In 2011, the CDC and FEMA rolled out a plan to help Americans prepare for a zombie apocalypse: They outlined recommendations for putting together supplies — including food, water, and medication — and emergency planning about what to do and where to go in the event that zombies happen. In 2012 FEMA hosted a zombie preparedness webinar, and the CDC still has an entire website dedicated to the matter.
While the zombie apocalypse guidelines might be silly, it’s actually a clever way to get Americans to pay attention to a topic that’s less fun: knowing what to do in a major disaster. CDC communications head Dave Daigle told the Atlantic in 2011 that the idea was born out of a search for new ways to get people to prep for hurricane season. “We have a great message here about preparedness, and I don’t have to tell you that preparedness and public health are not the sexiest topics,” he said. “I thought it would get more pickup if I used zombies.” Very true.
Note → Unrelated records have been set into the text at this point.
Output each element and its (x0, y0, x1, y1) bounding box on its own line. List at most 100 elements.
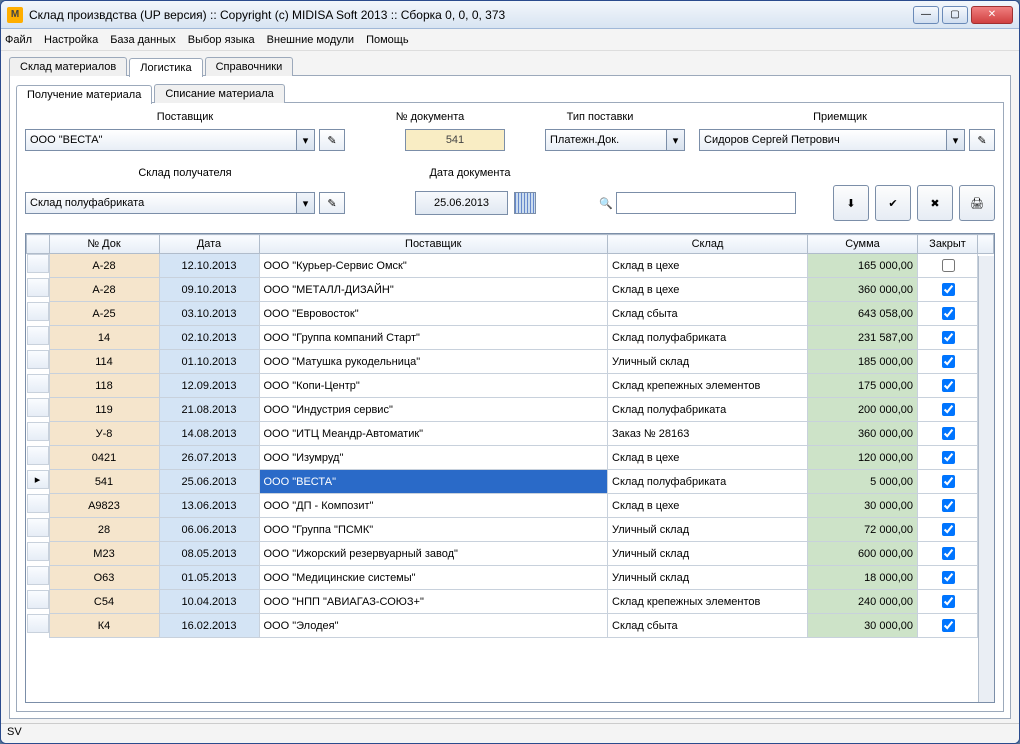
table-row[interactable]: A-2503.10.2013ООО "Евровосток"Склад сбыт… (27, 302, 994, 326)
cell-sum[interactable]: 30 000,00 (808, 494, 918, 518)
cell-closed[interactable] (918, 470, 978, 494)
titlebar[interactable]: M Склад произвдства (UP версия) :: Copyr… (1, 1, 1019, 29)
row-header[interactable] (27, 566, 49, 585)
closed-checkbox[interactable] (942, 547, 955, 560)
table-row[interactable]: К416.02.2013ООО "Элодея"Склад сбыта30 00… (27, 614, 994, 638)
cell-closed[interactable] (918, 446, 978, 470)
menu-external[interactable]: Внешние модули (267, 34, 354, 46)
cell-docno[interactable]: A9823 (49, 494, 159, 518)
cell-docno[interactable]: У-8 (49, 422, 159, 446)
cell-closed[interactable] (918, 278, 978, 302)
cell-closed[interactable] (918, 542, 978, 566)
row-header[interactable] (27, 590, 49, 609)
cell-closed[interactable] (918, 398, 978, 422)
cell-sum[interactable]: 360 000,00 (808, 278, 918, 302)
cell-closed[interactable] (918, 566, 978, 590)
closed-checkbox[interactable] (942, 475, 955, 488)
cell-supplier[interactable]: ООО "Копи-Центр" (259, 374, 608, 398)
cell-date[interactable]: 08.05.2013 (159, 542, 259, 566)
cell-closed[interactable] (918, 422, 978, 446)
delivery-type-combo[interactable]: Платежн.Док. ▾ (545, 129, 685, 151)
table-row[interactable]: C5410.04.2013ООО "НПП "АВИАГАЗ-СОЮЗ+"Скл… (27, 590, 994, 614)
cell-closed[interactable] (918, 254, 978, 278)
closed-checkbox[interactable] (942, 403, 955, 416)
closed-checkbox[interactable] (942, 523, 955, 536)
cell-docno[interactable]: 119 (49, 398, 159, 422)
import-button[interactable]: ⬇ (833, 185, 869, 221)
cell-docno[interactable]: К4 (49, 614, 159, 638)
menu-file[interactable]: Файл (5, 34, 32, 46)
cell-closed[interactable] (918, 590, 978, 614)
table-row[interactable]: 11812.09.2013ООО "Копи-Центр"Склад крепе… (27, 374, 994, 398)
cell-supplier[interactable]: ООО "Изумруд" (259, 446, 608, 470)
col-rowhead[interactable] (27, 235, 50, 254)
row-header[interactable] (27, 494, 49, 513)
cell-date[interactable]: 03.10.2013 (159, 302, 259, 326)
cell-supplier[interactable]: ООО "Евровосток" (259, 302, 608, 326)
table-row[interactable]: ▸54125.06.2013ООО "ВЕСТА"Склад полуфабри… (27, 470, 994, 494)
table-row[interactable]: 11921.08.2013ООО "Индустрия сервис"Склад… (27, 398, 994, 422)
cell-docno[interactable]: 541 (49, 470, 159, 494)
check-all-button[interactable]: ✔ (875, 185, 911, 221)
row-header[interactable] (27, 302, 49, 321)
subtab-receive[interactable]: Получение материала (16, 85, 152, 104)
cell-sum[interactable]: 18 000,00 (808, 566, 918, 590)
cell-supplier[interactable]: ООО "НПП "АВИАГАЗ-СОЮЗ+" (259, 590, 608, 614)
cell-closed[interactable] (918, 518, 978, 542)
dest-wh-combo[interactable]: Склад полуфабриката ▾ (25, 192, 315, 214)
docno-input[interactable]: 541 (405, 129, 505, 151)
table-row[interactable]: A-2812.10.2013ООО "Курьер-Сервис Омск"Ск… (27, 254, 994, 278)
closed-checkbox[interactable] (942, 259, 955, 272)
tab-logistics[interactable]: Логистика (129, 58, 202, 77)
row-header[interactable] (27, 374, 49, 393)
menu-database[interactable]: База данных (110, 34, 176, 46)
cell-docno[interactable]: C54 (49, 590, 159, 614)
cell-docno[interactable]: A-25 (49, 302, 159, 326)
cell-date[interactable]: 21.08.2013 (159, 398, 259, 422)
col-date[interactable]: Дата (159, 235, 259, 254)
cell-closed[interactable] (918, 374, 978, 398)
cell-date[interactable]: 01.05.2013 (159, 566, 259, 590)
cell-warehouse[interactable]: Склад в цехе (608, 446, 808, 470)
cell-warehouse[interactable]: Склад в цехе (608, 254, 808, 278)
cell-sum[interactable]: 185 000,00 (808, 350, 918, 374)
maximize-button[interactable]: ▢ (942, 6, 968, 24)
cell-date[interactable]: 01.10.2013 (159, 350, 259, 374)
cell-docno[interactable]: 114 (49, 350, 159, 374)
table-row[interactable]: M2308.05.2013ООО "Ижорский резервуарный … (27, 542, 994, 566)
cell-closed[interactable] (918, 326, 978, 350)
subtab-writeoff[interactable]: Списание материала (154, 84, 284, 103)
cell-docno[interactable]: 0421 (49, 446, 159, 470)
receiver-edit-button[interactable]: ✎ (969, 129, 995, 151)
calendar-icon[interactable] (514, 192, 536, 214)
menu-language[interactable]: Выбор языка (188, 34, 255, 46)
table-row[interactable]: A-2809.10.2013ООО "МЕТАЛЛ-ДИЗАЙН"Склад в… (27, 278, 994, 302)
table-row[interactable]: A982313.06.2013ООО "ДП - Композит"Склад … (27, 494, 994, 518)
table-row[interactable]: 11401.10.2013ООО "Матушка рукодельница"У… (27, 350, 994, 374)
cell-supplier[interactable]: ООО "МЕТАЛЛ-ДИЗАЙН" (259, 278, 608, 302)
cell-date[interactable]: 26.07.2013 (159, 446, 259, 470)
search-input[interactable] (616, 192, 796, 214)
table-row[interactable]: 1402.10.2013ООО "Группа компаний Старт"С… (27, 326, 994, 350)
table-row[interactable]: 042126.07.2013ООО "Изумруд"Склад в цехе1… (27, 446, 994, 470)
tab-materials[interactable]: Склад материалов (9, 57, 127, 76)
cell-date[interactable]: 06.06.2013 (159, 518, 259, 542)
cell-docno[interactable]: 28 (49, 518, 159, 542)
cell-warehouse[interactable]: Склад крепежных элементов (608, 590, 808, 614)
tab-reference[interactable]: Справочники (205, 57, 294, 76)
col-sum[interactable]: Сумма (808, 235, 918, 254)
cell-date[interactable]: 12.09.2013 (159, 374, 259, 398)
cell-date[interactable]: 10.04.2013 (159, 590, 259, 614)
cell-closed[interactable] (918, 494, 978, 518)
menu-help[interactable]: Помощь (366, 34, 409, 46)
cell-warehouse[interactable]: Уличный склад (608, 350, 808, 374)
cell-sum[interactable]: 5 000,00 (808, 470, 918, 494)
row-header[interactable] (27, 326, 49, 345)
cell-warehouse[interactable]: Склад сбыта (608, 614, 808, 638)
closed-checkbox[interactable] (942, 355, 955, 368)
closed-checkbox[interactable] (942, 283, 955, 296)
closed-checkbox[interactable] (942, 619, 955, 632)
col-supplier[interactable]: Поставщик (259, 235, 608, 254)
cell-sum[interactable]: 360 000,00 (808, 422, 918, 446)
cell-date[interactable]: 02.10.2013 (159, 326, 259, 350)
All that said: It’s important to prepare for the worst, especially if the worst comes to seem increasingly likely. That goes as much for the effects of climate change on extreme weather as it does for Trump’s nuclear rhetoric.
North Korean Leader Kim Jong Un just stated that the “Nuclear Button is on his desk at all times.” Will someone from his depleted and food starved regime please inform him that I too have a Nuclear Button, but it is a much bigger & more powerful one than his, and my Button works!— Donald J. Trump (@realDonaldTrump) January 3, 2018
On Saturday, Trump seemed to soften his stance at a briefing with press at Camp David, saying that he’s hopeful about re-opened talks between North Korea and South Korea. The president also said he’d be open to speaking with Kim Jong-Un, the North Korean leader himself. “I always believe in talking,” he said. Don’t start building a bomb shelter just yet.